PenCom and PenOp expressed concern over the potential market impact of pulling police contributions out of the CPS. They warned that such a withdrawal would require the liquidation of invested funds, eroding asset values and triggering financial instability.

They cautioned that allowing the police to exit could also encourage other public sector agencies to follow suit, thereby fragmenting the pension system and reversing the gains of the Pension Reform Act 2004.

Rather than exiting the CPS, the two bodies proposed reforms within the existing framework to address police welfare concerns. Recommendations included increasing employer contributions, reviewing benefit calculations, and ensuring stronger implementation to boost retirement payouts.
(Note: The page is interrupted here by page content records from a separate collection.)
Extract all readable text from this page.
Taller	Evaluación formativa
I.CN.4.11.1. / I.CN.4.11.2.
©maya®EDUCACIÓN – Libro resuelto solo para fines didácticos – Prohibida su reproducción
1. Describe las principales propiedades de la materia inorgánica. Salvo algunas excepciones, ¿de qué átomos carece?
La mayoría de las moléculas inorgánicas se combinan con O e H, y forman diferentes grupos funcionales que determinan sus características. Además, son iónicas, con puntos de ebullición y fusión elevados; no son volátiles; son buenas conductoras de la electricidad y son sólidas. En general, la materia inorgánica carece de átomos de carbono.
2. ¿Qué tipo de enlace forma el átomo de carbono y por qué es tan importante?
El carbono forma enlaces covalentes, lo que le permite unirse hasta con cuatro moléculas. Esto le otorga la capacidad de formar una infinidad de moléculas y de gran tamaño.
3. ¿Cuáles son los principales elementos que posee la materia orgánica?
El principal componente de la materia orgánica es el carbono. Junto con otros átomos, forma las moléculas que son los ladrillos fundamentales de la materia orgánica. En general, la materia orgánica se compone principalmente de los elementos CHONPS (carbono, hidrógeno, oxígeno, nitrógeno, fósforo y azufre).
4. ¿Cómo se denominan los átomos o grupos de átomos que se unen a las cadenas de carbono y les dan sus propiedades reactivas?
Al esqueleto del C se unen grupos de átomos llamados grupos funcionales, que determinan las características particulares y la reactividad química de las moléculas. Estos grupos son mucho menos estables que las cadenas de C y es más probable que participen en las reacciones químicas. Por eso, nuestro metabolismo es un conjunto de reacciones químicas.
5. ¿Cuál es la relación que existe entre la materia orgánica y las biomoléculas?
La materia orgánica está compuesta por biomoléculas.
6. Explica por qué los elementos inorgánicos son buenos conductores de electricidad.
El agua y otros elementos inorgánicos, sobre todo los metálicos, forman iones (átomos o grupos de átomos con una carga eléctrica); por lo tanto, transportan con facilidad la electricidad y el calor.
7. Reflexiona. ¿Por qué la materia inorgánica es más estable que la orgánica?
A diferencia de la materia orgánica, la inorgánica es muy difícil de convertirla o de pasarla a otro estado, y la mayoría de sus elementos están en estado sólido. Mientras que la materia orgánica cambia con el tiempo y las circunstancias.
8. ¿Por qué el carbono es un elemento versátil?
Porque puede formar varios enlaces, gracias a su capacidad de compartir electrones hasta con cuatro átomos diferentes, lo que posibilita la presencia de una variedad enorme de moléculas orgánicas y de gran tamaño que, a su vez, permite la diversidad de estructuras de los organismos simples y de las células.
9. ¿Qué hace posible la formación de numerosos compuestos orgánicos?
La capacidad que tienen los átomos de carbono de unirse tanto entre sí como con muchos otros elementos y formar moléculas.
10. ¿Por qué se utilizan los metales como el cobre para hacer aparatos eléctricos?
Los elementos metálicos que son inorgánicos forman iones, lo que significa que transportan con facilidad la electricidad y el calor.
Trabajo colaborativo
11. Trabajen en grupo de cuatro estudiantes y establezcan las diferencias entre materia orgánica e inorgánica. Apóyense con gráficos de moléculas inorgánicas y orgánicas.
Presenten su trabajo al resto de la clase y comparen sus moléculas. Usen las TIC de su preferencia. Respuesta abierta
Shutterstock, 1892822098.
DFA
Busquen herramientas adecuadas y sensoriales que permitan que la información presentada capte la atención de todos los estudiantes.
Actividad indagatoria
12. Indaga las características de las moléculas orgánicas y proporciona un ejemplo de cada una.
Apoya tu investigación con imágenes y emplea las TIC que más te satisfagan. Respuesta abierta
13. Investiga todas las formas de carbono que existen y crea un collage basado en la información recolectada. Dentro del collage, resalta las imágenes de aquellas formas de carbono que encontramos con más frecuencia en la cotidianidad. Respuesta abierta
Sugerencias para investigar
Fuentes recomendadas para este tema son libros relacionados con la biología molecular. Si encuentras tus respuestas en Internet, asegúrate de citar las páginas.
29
They also suggested that the government could introduce supplementary benefits for police retirees within the CPS, which would preserve transparency, reduce fiscal risk, and maintain regulatory oversight under PenCom.

PenCom and PenOp concluded by reaffirming their support for strengthening the CPS to better serve police officers, warning that a return to the DBS would increase government debt, destabilise the economy, and recreate past inefficiencies. They called for practical reforms to ensure fair, sustainable, and timely pensions without jeopardising the system.